Objective: To assess the evolution of the prevalence of late-onset sepsis (LOS) and meningitis and its predictors in a Portuguese tertiary level Neonatal Intensive Care Unit (NICU) during its participation in the Vermont Oxford Network (VON) between 2000 and 2013.Methods: Descriptive retrospective study of all very low birth weight infants admitted to a level-III NICU between 2000 and 2013. Outborn infants, infants who died in the delivery room and neonates who died during the first 12 hours in NICU were excluded.
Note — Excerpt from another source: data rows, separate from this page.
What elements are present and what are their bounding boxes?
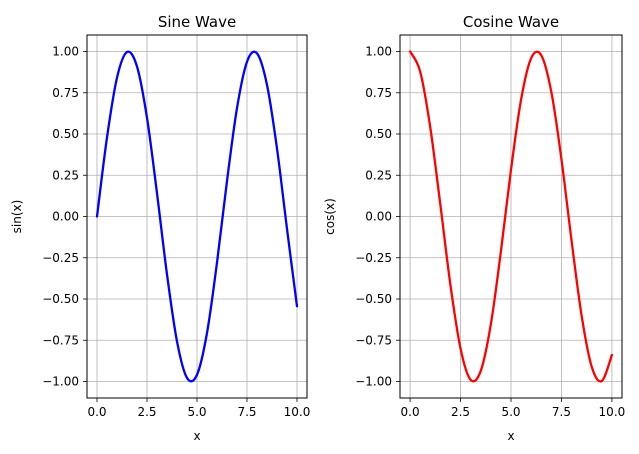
sine-x-axis-label: x [193, 429, 200, 443]
sine-y-tick-label: −0.75 [42, 333, 79, 347]
cosine-y-tick-label: −0.25 [355, 251, 392, 265]
sine-y-tick-label: −1.00 [42, 375, 79, 389]
cosine-y-tick-label: 1.00 [365, 45, 392, 59]
cosine-y-tick-label: 0.00 [365, 210, 392, 224]
sine-x-tick-label: 7.5 [237, 405, 256, 419]
cosine-x-tick-label: 7.5 [552, 405, 571, 419]
sine-chart-title: Sine Wave [158, 13, 236, 31]
sine-y-tick-label: 0.25 [52, 168, 79, 182]
sine-y-tick-label: −0.25 [42, 251, 79, 265]
sine-y-tick-label: 0.50 [52, 127, 79, 141]
chart-sine: 0.0 2.5 5.0 7.5 10.0 1.00 0.75 0.50 0.25 0.00 −0.2… [10, 13, 310, 443]
cosine-y-axis-label: cos(x) [323, 198, 337, 235]
sine-series-line [95, 50, 299, 383]
sine-x-tick-label: 2.5 [137, 405, 156, 419]
sine-x-tick-label: 5.0 [187, 405, 206, 419]
cosine-x-tick-label: 2.5 [451, 405, 470, 419]
sine-y-tick-label: −0.50 [42, 292, 79, 306]
sine-x-tick-label: 0.0 [87, 405, 106, 419]
cosine-x-axis-label: x [507, 429, 514, 443]
cosine-x-tick-label: 5.0 [501, 405, 520, 419]
cosine-y-tick-label: −1.00 [355, 375, 392, 389]
cosine-chart-title: Cosine Wave [463, 13, 559, 31]
cosine-y-tick-label: −0.75 [355, 333, 392, 347]
sine-y-tick-label: 1.00 [52, 45, 79, 59]
cosine-series-line [408, 50, 614, 383]
chart-cosine: 0.0 2.5 5.0 7.5 10.0 1.00 0.75 0.50 0.25 0.00 −0.2… [323, 13, 625, 443]
cosine-x-tick-label: 0.0 [401, 405, 420, 419]
sine-y-axis-label: sin(x) [10, 200, 24, 234]
cosine-y-tick-label: −0.50 [355, 292, 392, 306]
cosine-y-tick-label: 0.75 [365, 86, 392, 100]
sine-y-tick-label: 0.00 [52, 210, 79, 224]
cosine-x-tick-label: 10.0 [599, 405, 626, 419]
sine-y-tick-label: 0.75 [52, 86, 79, 100]
sine-x-tick-label: 10.0 [284, 405, 311, 419]
cosine-y-tick-label: 0.50 [365, 127, 392, 141]
cosine-y-tick-label: 0.25 [365, 168, 392, 182]
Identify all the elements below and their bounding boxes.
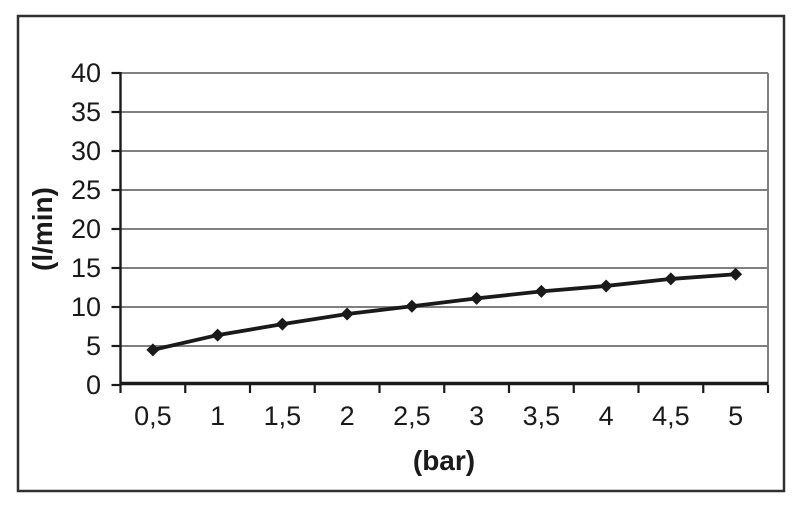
y-tick-label: 35	[71, 97, 101, 127]
x-tick-label: 3	[469, 401, 484, 431]
x-tick-label: 4,5	[652, 401, 690, 431]
x-axis-title: (bar)	[413, 445, 475, 476]
x-tick-label: 5	[728, 401, 743, 431]
y-tick-label: 20	[71, 214, 101, 244]
y-tick-label: 30	[71, 136, 101, 166]
x-tick-label: 2,5	[393, 401, 431, 431]
y-tick-label: 0	[86, 370, 101, 400]
y-tick-label: 40	[71, 58, 101, 88]
y-tick-label: 15	[71, 253, 101, 283]
x-tick-label: 3,5	[523, 401, 561, 431]
data-point-marker	[729, 267, 743, 281]
data-point-marker	[211, 328, 225, 342]
data-point-marker	[275, 317, 289, 331]
x-tick-label: 4	[599, 401, 614, 431]
x-tick-label: 1,5	[264, 401, 302, 431]
x-tick-label: 2	[340, 401, 355, 431]
data-point-marker	[470, 291, 484, 305]
data-point-marker	[599, 279, 613, 293]
y-tick-label: 25	[71, 175, 101, 205]
data-point-marker	[534, 284, 548, 298]
x-tick-label: 0,5	[134, 401, 172, 431]
y-axis-title: (l/min)	[27, 187, 58, 271]
data-point-marker	[146, 343, 160, 357]
data-point-marker	[405, 299, 419, 313]
y-tick-label: 10	[71, 292, 101, 322]
data-point-marker	[340, 307, 354, 321]
y-tick-label: 5	[86, 331, 101, 361]
plot-area: 0 5 10 15 20 25 30 35 40 0,5 1 1,5 2 2,5 3 3,5 4 4,5 5	[71, 58, 770, 431]
data-point-marker	[664, 272, 678, 286]
x-tick-label: 1	[210, 401, 225, 431]
outer-frame	[16, 14, 786, 493]
series-line	[150, 272, 738, 352]
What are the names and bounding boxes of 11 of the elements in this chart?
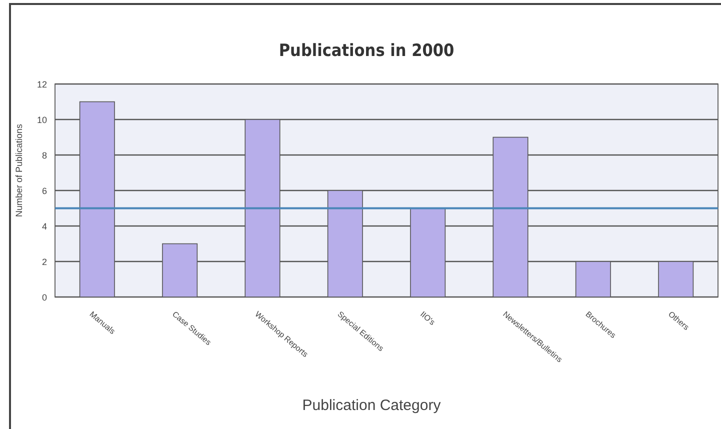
y-tick-label: 6 [42, 186, 47, 196]
y-tick-label: 4 [42, 222, 47, 232]
x-axis-title: Publication Category [302, 397, 442, 414]
y-tick-label: 12 [36, 80, 47, 90]
y-tick-label: 8 [42, 150, 47, 160]
y-tick-label: 10 [36, 115, 47, 125]
y-axis-title: Number of Publications [14, 123, 24, 218]
y-tick-label: 2 [42, 257, 47, 267]
x-tick-label: IIO's [418, 310, 437, 327]
chart-title: Publications in 2000 [278, 41, 454, 61]
y-tick-label: 0 [42, 292, 47, 302]
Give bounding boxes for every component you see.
Patients’ demographic characteristics and clinical data were collected. Data from neonates with and without LOS were compared.Results: The prevalence of LOS significantly decreased from 56.3% between 2000 and 2004 to 26.5% between 2010 and 2013. Infants with a gestational age of 22-27 weeks had more LOS (65.6%) than neonates with 32-36 weeks (20.9%). Similarly, smaller infants (weighing ≤ 1,000 g) had more LOS (59.4%) than babies with a weight > 1,000 g (33.3%). LOS was significantly associated with a gestational age between 22 and 27 weeks, mechanical ventilation (MV), nasal CPAP, necrotizing enterocolitis and the use of steroids for bronchopulmonary dysplasia.Conclusions: Preterm infants require many invasive devices to ensure their survival, such as MV, which greatly increases their infection risk. To minimize this risk, it is crucial to guarantee that better practices are followed, necessitating the use of regular audits. It is really important to know the data about LOS from our NICU, which allows sharing and comparison with peers in order to improve nosocomial infection prevention and control practices.